Thursday, November 14, 2013

Accident Monger


My husband hasn’t worn a wedding ring since the emergency room folks had to hacksaw it off. He was wrestling with some teenagers in a swimming pool. They broke his ring finger.

“You boys better settle down before someone gets hurt,” I remember saying.

My husband hasn’t had the full use of his right knee since he hopped over a fence trying to help our neighbor catch his escaping bull.  His ACL detached, causing his leg to dangle loosely—my husband’s ACL, not the bull’s.

“Sherwood, maybe you should try opening the gate first?” I remember yelling.

My husband ‘s knuckle is scarred where he rammed a loose prong of field fence into his hand. He was loading a roll of field fence onto our truck at Tractor Supply. When he showed me his gushing wound and asked me if he thought he should get stitches I said, “It has been my experience that when you can see the stuff that’s supposed to be on the inside of your skin from the outside, you’re going to need stitches.”

“Babe, you should probably put your work gloves on,” I remember warning.

A couple weeks ago, my husband slunk out of our bedroom into the foggy morning to play racquetball with several younger, sprier men.

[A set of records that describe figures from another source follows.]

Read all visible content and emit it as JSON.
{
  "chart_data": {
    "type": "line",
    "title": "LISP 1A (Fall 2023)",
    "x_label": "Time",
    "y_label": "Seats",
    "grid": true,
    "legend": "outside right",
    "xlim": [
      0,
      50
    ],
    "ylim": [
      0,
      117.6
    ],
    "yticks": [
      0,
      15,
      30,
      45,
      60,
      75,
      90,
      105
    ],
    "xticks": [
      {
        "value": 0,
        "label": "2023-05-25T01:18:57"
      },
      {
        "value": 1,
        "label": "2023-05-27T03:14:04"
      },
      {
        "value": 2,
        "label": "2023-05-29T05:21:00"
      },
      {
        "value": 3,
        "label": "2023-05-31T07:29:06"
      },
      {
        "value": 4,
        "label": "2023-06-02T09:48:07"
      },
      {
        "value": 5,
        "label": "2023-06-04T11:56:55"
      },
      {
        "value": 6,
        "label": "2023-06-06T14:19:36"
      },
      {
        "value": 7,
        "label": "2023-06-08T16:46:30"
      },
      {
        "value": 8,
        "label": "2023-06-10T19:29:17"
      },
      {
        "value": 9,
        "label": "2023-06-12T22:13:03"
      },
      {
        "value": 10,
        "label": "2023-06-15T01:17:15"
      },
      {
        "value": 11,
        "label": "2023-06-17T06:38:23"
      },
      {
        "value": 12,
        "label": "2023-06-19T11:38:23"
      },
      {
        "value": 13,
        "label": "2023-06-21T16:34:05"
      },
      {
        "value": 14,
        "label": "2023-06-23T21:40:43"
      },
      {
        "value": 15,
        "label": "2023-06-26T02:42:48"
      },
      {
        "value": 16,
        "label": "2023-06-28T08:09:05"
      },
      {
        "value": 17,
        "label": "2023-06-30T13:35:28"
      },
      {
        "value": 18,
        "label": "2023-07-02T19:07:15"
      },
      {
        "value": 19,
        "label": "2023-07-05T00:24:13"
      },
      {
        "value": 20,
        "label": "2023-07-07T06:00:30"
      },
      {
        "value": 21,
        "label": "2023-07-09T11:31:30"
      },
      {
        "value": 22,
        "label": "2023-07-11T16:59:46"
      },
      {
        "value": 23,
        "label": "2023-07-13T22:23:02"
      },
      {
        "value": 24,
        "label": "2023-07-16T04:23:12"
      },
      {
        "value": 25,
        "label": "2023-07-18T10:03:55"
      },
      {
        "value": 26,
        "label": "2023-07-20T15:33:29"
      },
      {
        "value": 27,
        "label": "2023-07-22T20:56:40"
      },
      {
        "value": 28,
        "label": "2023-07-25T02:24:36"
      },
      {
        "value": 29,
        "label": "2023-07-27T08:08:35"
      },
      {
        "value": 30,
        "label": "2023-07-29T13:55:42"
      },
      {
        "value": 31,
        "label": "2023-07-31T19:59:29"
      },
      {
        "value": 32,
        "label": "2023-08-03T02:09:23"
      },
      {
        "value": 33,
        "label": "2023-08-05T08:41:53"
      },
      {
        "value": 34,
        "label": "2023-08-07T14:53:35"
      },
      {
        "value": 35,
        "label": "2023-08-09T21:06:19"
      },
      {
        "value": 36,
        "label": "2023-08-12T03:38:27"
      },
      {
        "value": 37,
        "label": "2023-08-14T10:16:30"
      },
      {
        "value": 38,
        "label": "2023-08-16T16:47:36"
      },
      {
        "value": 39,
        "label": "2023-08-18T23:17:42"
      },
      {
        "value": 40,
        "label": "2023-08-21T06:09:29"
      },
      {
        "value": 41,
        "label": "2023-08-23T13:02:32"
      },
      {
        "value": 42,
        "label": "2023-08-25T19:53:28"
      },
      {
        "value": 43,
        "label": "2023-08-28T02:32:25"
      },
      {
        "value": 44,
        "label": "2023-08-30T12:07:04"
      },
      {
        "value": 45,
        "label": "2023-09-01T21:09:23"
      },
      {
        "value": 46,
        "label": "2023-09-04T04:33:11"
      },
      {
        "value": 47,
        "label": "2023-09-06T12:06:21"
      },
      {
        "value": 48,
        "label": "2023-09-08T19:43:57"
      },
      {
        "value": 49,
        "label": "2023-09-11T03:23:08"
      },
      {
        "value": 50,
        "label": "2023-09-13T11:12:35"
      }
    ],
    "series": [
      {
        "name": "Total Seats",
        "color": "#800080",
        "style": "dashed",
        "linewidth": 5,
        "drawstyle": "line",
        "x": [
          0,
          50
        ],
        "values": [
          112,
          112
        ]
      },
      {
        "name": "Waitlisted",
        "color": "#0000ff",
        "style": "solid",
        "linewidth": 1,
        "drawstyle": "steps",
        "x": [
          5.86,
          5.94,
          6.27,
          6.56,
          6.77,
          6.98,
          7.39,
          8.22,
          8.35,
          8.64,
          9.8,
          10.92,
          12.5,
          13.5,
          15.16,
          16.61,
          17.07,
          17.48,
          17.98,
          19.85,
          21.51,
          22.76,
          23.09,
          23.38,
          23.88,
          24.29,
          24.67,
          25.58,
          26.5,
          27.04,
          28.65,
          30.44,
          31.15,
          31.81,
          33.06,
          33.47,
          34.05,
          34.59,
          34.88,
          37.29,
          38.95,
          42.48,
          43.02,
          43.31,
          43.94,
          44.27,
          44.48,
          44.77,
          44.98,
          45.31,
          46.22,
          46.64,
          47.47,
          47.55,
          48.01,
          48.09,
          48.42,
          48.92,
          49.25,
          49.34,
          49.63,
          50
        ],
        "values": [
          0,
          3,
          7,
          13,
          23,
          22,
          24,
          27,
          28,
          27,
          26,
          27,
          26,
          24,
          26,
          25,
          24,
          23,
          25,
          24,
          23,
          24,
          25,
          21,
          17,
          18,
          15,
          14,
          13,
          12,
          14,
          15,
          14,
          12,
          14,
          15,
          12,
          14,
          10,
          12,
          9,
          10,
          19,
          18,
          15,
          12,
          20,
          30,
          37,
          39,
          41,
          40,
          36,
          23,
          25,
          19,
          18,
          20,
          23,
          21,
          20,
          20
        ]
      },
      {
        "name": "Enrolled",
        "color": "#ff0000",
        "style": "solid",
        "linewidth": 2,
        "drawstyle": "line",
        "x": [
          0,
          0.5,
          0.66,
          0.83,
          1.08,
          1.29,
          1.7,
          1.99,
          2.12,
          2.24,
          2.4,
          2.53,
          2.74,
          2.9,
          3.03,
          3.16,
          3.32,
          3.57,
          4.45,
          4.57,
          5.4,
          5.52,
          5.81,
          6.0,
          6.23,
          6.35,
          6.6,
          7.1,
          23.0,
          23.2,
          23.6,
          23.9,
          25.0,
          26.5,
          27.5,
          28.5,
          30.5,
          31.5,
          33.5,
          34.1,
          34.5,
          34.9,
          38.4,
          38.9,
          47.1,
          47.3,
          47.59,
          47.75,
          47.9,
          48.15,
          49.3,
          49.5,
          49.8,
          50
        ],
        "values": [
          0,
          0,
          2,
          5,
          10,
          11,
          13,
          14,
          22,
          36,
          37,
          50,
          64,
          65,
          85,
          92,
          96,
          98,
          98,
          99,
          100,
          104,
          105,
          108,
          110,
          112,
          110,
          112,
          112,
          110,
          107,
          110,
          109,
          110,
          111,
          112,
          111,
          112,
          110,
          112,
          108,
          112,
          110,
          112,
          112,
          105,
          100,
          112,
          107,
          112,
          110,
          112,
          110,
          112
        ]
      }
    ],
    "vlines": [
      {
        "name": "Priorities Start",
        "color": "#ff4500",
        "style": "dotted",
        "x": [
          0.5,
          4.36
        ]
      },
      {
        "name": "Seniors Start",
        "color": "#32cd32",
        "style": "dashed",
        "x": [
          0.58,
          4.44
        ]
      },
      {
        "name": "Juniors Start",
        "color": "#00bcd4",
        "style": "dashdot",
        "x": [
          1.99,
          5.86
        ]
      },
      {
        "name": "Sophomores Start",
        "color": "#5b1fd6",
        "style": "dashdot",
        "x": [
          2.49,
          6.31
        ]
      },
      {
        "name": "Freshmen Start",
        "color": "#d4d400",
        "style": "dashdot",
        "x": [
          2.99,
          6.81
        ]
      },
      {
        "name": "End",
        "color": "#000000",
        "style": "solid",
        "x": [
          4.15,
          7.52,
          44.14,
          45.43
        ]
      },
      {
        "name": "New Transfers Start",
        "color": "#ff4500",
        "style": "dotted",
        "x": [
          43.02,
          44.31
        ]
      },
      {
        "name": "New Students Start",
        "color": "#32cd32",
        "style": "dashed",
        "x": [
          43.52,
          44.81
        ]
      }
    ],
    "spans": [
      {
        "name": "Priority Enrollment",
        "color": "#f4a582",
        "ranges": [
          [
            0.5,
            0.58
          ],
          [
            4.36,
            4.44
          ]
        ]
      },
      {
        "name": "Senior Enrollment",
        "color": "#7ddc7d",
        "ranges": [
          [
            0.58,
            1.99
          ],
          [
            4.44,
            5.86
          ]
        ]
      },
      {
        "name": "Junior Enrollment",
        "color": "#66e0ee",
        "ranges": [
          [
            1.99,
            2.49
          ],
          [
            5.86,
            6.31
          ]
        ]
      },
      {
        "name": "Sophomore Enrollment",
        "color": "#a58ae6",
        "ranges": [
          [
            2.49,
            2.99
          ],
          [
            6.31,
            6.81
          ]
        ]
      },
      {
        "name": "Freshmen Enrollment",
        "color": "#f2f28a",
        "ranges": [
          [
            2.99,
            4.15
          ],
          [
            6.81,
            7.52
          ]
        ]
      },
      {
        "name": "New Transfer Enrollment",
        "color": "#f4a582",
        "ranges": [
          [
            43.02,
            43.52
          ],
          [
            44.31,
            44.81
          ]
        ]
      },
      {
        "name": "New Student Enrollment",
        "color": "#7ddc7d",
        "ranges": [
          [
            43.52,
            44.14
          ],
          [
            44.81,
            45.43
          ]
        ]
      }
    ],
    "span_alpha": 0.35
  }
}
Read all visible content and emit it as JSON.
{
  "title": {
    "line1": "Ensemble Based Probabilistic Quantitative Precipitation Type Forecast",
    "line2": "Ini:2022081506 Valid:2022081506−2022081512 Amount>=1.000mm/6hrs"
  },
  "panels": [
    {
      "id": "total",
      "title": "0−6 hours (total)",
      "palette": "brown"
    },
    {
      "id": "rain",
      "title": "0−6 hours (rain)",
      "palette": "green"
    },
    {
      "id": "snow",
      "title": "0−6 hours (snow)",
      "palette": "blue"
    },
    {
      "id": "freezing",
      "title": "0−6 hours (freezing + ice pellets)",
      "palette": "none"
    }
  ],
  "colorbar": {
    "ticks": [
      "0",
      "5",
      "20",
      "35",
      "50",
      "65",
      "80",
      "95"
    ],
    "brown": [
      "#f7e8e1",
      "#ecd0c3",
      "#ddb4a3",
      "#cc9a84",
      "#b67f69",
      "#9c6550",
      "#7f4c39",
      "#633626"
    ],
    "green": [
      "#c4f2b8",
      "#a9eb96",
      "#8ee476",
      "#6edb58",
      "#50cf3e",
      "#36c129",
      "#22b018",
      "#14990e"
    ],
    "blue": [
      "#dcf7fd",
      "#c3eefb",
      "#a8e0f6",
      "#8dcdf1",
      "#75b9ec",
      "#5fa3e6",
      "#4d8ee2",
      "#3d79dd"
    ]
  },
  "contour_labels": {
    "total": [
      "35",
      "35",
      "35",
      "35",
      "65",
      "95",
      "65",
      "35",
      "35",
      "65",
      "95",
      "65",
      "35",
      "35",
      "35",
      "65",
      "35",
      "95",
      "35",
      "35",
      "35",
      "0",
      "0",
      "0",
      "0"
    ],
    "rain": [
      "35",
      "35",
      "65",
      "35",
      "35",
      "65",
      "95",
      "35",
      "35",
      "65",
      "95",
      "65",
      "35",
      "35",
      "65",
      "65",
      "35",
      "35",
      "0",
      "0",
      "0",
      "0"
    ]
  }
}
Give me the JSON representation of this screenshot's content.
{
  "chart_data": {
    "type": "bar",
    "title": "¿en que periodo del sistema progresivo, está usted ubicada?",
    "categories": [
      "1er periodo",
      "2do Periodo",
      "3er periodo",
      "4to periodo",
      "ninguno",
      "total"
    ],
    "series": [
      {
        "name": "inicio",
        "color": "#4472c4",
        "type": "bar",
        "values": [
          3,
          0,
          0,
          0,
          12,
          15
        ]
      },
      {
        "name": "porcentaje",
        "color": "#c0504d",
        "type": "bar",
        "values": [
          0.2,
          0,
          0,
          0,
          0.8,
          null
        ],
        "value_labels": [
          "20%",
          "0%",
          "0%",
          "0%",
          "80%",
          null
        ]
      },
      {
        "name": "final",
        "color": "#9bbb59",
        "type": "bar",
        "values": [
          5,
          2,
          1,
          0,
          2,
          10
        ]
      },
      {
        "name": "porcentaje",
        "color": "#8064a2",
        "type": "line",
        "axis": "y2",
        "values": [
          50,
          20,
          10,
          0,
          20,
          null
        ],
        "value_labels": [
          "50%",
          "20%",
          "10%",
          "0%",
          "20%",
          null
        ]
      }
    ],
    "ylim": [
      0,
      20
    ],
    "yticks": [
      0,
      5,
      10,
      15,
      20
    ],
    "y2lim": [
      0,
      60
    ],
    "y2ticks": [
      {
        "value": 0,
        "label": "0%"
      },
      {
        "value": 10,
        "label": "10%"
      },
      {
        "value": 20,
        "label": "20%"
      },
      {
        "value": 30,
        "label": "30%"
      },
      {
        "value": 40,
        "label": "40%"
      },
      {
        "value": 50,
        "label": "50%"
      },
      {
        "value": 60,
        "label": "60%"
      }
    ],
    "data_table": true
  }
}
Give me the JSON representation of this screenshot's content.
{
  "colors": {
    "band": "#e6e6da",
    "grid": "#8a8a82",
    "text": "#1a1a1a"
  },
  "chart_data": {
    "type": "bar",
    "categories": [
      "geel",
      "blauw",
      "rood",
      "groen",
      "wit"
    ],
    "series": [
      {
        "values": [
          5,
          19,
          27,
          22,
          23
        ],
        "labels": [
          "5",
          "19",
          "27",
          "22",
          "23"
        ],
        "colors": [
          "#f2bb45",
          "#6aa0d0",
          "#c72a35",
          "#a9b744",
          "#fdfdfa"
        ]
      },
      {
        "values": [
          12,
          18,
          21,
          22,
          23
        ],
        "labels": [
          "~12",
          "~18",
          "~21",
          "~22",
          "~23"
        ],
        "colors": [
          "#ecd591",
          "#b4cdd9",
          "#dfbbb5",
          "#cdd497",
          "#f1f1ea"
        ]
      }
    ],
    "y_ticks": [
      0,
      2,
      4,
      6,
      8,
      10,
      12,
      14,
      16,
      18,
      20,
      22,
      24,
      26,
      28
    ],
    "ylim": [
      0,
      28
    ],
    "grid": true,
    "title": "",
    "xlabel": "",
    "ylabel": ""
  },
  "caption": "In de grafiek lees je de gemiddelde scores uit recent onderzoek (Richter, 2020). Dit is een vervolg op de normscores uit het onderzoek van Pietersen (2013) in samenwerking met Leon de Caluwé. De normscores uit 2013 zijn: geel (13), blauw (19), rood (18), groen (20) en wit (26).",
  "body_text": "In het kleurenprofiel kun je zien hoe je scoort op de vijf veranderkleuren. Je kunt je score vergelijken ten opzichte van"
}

I said, “Don’t go. But if you go, don’t fling yourself around like a twenty year old. If you do fling yourself around like a twenty year old, make sure you have someone to drive you to the emergency room, because I’m not doing it. I have things to do today.” He scoffed at my scorn.

Later that day my husband came home from racquetball and worked on the duck pen, fed the animals, and mowed the front pasture—with a potentially BROKEN wrist. He refused to tell me he had fallen while flinging himself around like a twenty year old.

I trimmed the hedge and watched him mowing the pasture. He had to keep his left arm bent across his chest.  Every time he crossed in front of me he hit a bump, which caused him to double over the lawn mower steering wheel in agony; he continued to pretend his hand didn’t feel like it had been partially severed.

Back and forth, hit the bump and collapse. Back and forth, he rode by, like one of those rabbits you shoot at in a shooting gallery. Back and forth, hit the bump and collapse. It was like watching the Shoot the Sherwood Off the Lawnmower Arcade Game.  At one point my vision blurred, and I thought if I had a gun I’d shoot him off that lawnmower.

Our son, Adam, drove my husband to the emergency room later that day. The bone was only  “compressed” not broken. He was supposed to wear a wrist brace for three weeks. He didn’t.

My husband is an accident monger. A monger is a person promoting something undesirable (hatemonger, warmonger, bad judgment monger.) On the other hand, I am a cynic monger or a prophetess.